Sejumlah aktivis sebelumnya pada Sabtu malam 11 Oktober 2025, menggelar aksi solidaritas di Taman Sangkareang, Mataram. Kegiatan bertajuk “Teras Solidaritas: Bebaskan Kawan Kami!” sebagai refleksi terhadap kriminalisasi massa oleh aparat. Namun aksi mereka dibubarkan oleh Satpol PP, padahal mahasiswa telah secara resmi bersurat untuk menggelar aksi.

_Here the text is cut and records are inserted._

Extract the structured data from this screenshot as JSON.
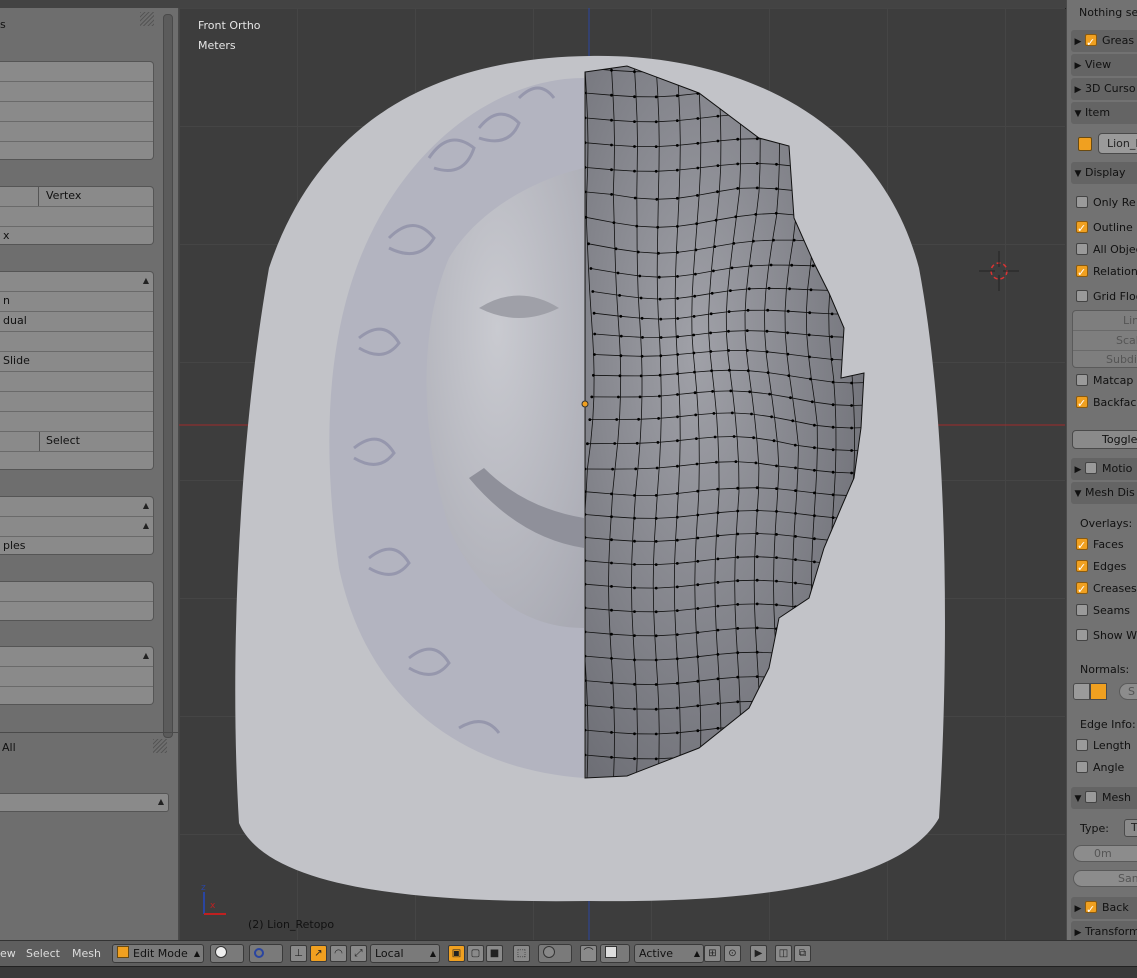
{
  "viewport": {
    "view_label": "Front Ortho",
    "units_label": "Meters",
    "object_label": "(2) Lion_Retopo"
  },
  "tool_shelf": {
    "snap_vertex": "Vertex",
    "vertex_tail": "x",
    "row_n": "n",
    "row_dual": "dual",
    "row_slide": "Slide",
    "select_label": "Select",
    "row_ples": "ples",
    "all_label": "All"
  },
  "properties": {
    "nothing_selected": "Nothing sel",
    "grease": "Greas",
    "view": "View",
    "cursor": "3D Curso",
    "item": "Item",
    "item_name": "Lion_R",
    "display": "Display",
    "only_render": "Only Re",
    "outline": "Outline S",
    "all_objects": "All Objec",
    "relationship": "Relation",
    "grid_floor": "Grid Floo",
    "lines": "Lin",
    "scale": "Scale",
    "subdiv": "Subdiv",
    "matcap": "Matcap",
    "backface": "Backfac",
    "toggle": "Toggle",
    "motion": "Motio",
    "mesh_display": "Mesh Dis",
    "overlays": "Overlays:",
    "faces": "Faces",
    "edges": "Edges",
    "creases": "Creases",
    "seams": "Seams",
    "show_w": "Show W",
    "normals": "Normals:",
    "normals_size": "S",
    "edge_info": "Edge Info:",
    "length": "Length",
    "angle": "Angle",
    "mesh_analysis": "Mesh",
    "type_label": "Type:",
    "type_value": "T",
    "zero_m": "0m",
    "samples": "Sam",
    "background": "Back",
    "transform": "Transform"
  },
  "bottom_bar": {
    "view_menu": "ew",
    "select_menu": "Select",
    "mesh_menu": "Mesh",
    "mode": "Edit Mode",
    "orientation": "Local",
    "pivot": "Active"
  },
  "colors": {
    "accent_orange": "#f0a020",
    "viewport_bg": "#3d3d3d",
    "wire": "#111111"
  }
}
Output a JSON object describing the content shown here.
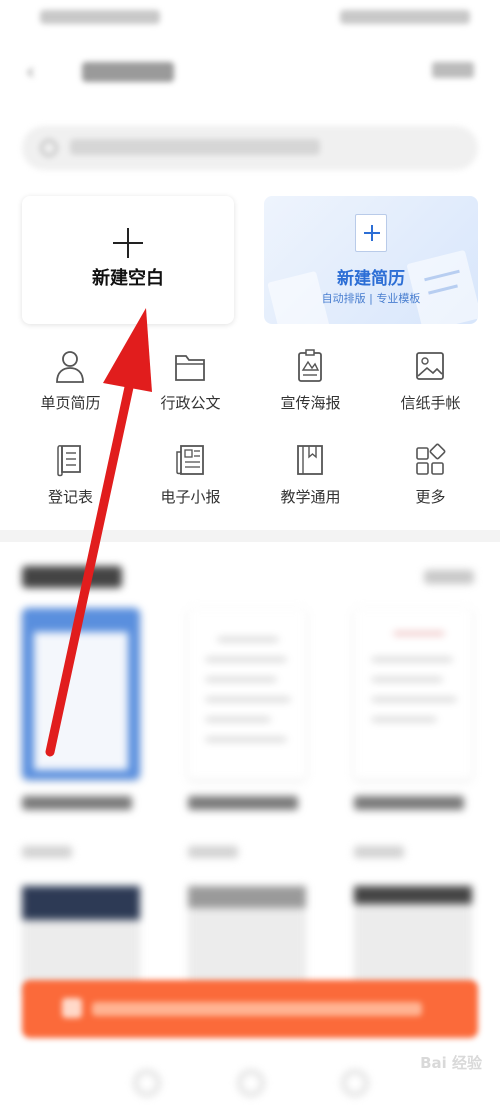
{
  "status_bar": {},
  "top_bar": {
    "back_icon": "back-arrow-icon"
  },
  "search": {},
  "cards": {
    "blank": {
      "label": "新建空白",
      "icon": "plus-icon"
    },
    "resume": {
      "title": "新建简历",
      "subtitle": "自动排版 | 专业模板",
      "icon": "plus-doc-icon",
      "accent": "#2c6ed5"
    }
  },
  "categories": [
    {
      "label": "单页简历",
      "icon": "person-icon"
    },
    {
      "label": "行政公文",
      "icon": "folder-icon"
    },
    {
      "label": "宣传海报",
      "icon": "poster-icon"
    },
    {
      "label": "信纸手帐",
      "icon": "image-icon"
    },
    {
      "label": "登记表",
      "icon": "scroll-icon"
    },
    {
      "label": "电子小报",
      "icon": "newspaper-icon"
    },
    {
      "label": "教学通用",
      "icon": "book-icon"
    },
    {
      "label": "更多",
      "icon": "grid-icon"
    }
  ],
  "promo": {
    "color": "#fb6a3a"
  },
  "annotation": {
    "arrow_color": "#e11d1d"
  },
  "watermark": {
    "text": "Bai 经验"
  }
}
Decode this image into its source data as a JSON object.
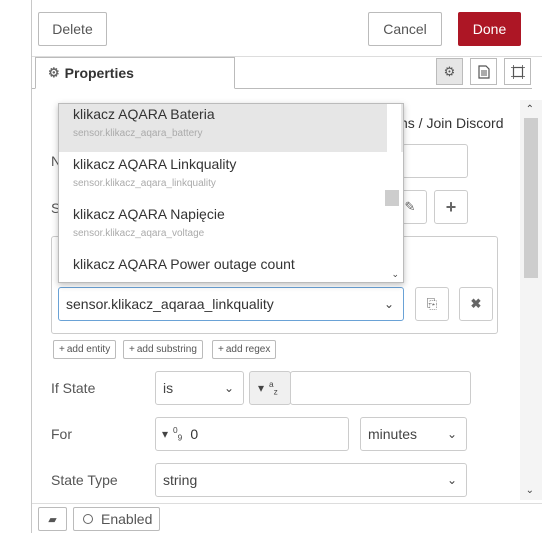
{
  "header": {
    "delete_label": "Delete",
    "cancel_label": "Cancel",
    "done_label": "Done"
  },
  "tabs": {
    "properties_label": "Properties",
    "icons": [
      "gear-icon",
      "document-icon",
      "frame-icon"
    ]
  },
  "form": {
    "partial_link": "ns / Join Discord",
    "name_label_partial": "N",
    "server_label_partial": "S",
    "entity_value": "sensor.klikacz_aqaraa_linkquality",
    "add_entity": "add entity",
    "add_substring": "add substring",
    "add_regex": "add regex",
    "if_state_label": "If State",
    "if_state_value": "is",
    "if_state_type": "a z",
    "for_label": "For",
    "for_type": "0 9",
    "for_value": "0",
    "for_unit": "minutes",
    "state_type_label": "State Type",
    "state_type_value": "string"
  },
  "dropdown": {
    "items": [
      {
        "name": "klikacz AQARA Bateria",
        "entity": "sensor.klikacz_aqara_battery"
      },
      {
        "name": "klikacz AQARA Linkquality",
        "entity": "sensor.klikacz_aqara_linkquality"
      },
      {
        "name": "klikacz AQARA Napięcie",
        "entity": "sensor.klikacz_aqara_voltage"
      },
      {
        "name": "klikacz AQARA Power outage count",
        "entity": ""
      }
    ]
  },
  "footer": {
    "enabled_label": "Enabled"
  },
  "colors": {
    "primary": "#ad1625",
    "focus_border": "#6aa2d6"
  }
}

Pengacara publik, Yan Mangandar Putra yang dihubungi pada Selasa, 14 Oktober 2025, mengatakan upaya pembubaran aksi kemarin merupakan bentuk dari rendahnya indeks kebebasan berdemokrasi di Indonesia.

“Ini jelas mengkonfirmasi kebenaran penelitian rendahnya Indeks Demokrasi Indonesia yang kian memburuk bahkan cacat, termasuk di NTB, karena maraknya upaya pembubaran atau intimidasi atas aksi,” katanya.

Dia mengatakan, pembubaran tersebut menjadi hambatan besar kenapa NTB selama ini sulit maju, padahal memiliki dua perusahaan tambang besar, perusahaan tebu terbesar, proyek strategis nasional, dan banyak tempat pariwisata berkelas internasional. Namun nyatanya, meski jumlah penduduknya sedikit, sekitar lima juta, masih banyak masyarakat berstatus miskin dan miskin ekstrem.

“Sehingga jelas bahwa kekayaan yang dimiliki NTB hanya dinikmati segelintir orang yang tega menjadi maling atau koruptor,” ujarnya.

Hal itu kata Yan, terbukti dari 2020 hingga triwulan I 2025 ada 272 kasus korupsi yang merugikan negara senilai 240 miliar.

“Lalu apa peran Kapolda NTB untuk mencegah itu terjadi padahal memiliki banyak anggota hingga ke tingkat desa?” ujarnya.

Yan menyoroti peran kepolisian yang lebih dominan mengurus tambang alih-alih mengurus kasus-kasus yang menonjol di NTB.

“Apalagi akhir-akhir ini kita disuguhkan berita buruk tentang dua kasus kematian anggota Polri di NTB yang juga diduga pelakunya adalah anggota Polri sendiri, bahkan hampir menjadi tiga kasus karena satu anggota harus dirawat di RS Bhayangkara Mataram setelah disiksa oleh Kapolsek Kediri,” ujarnya.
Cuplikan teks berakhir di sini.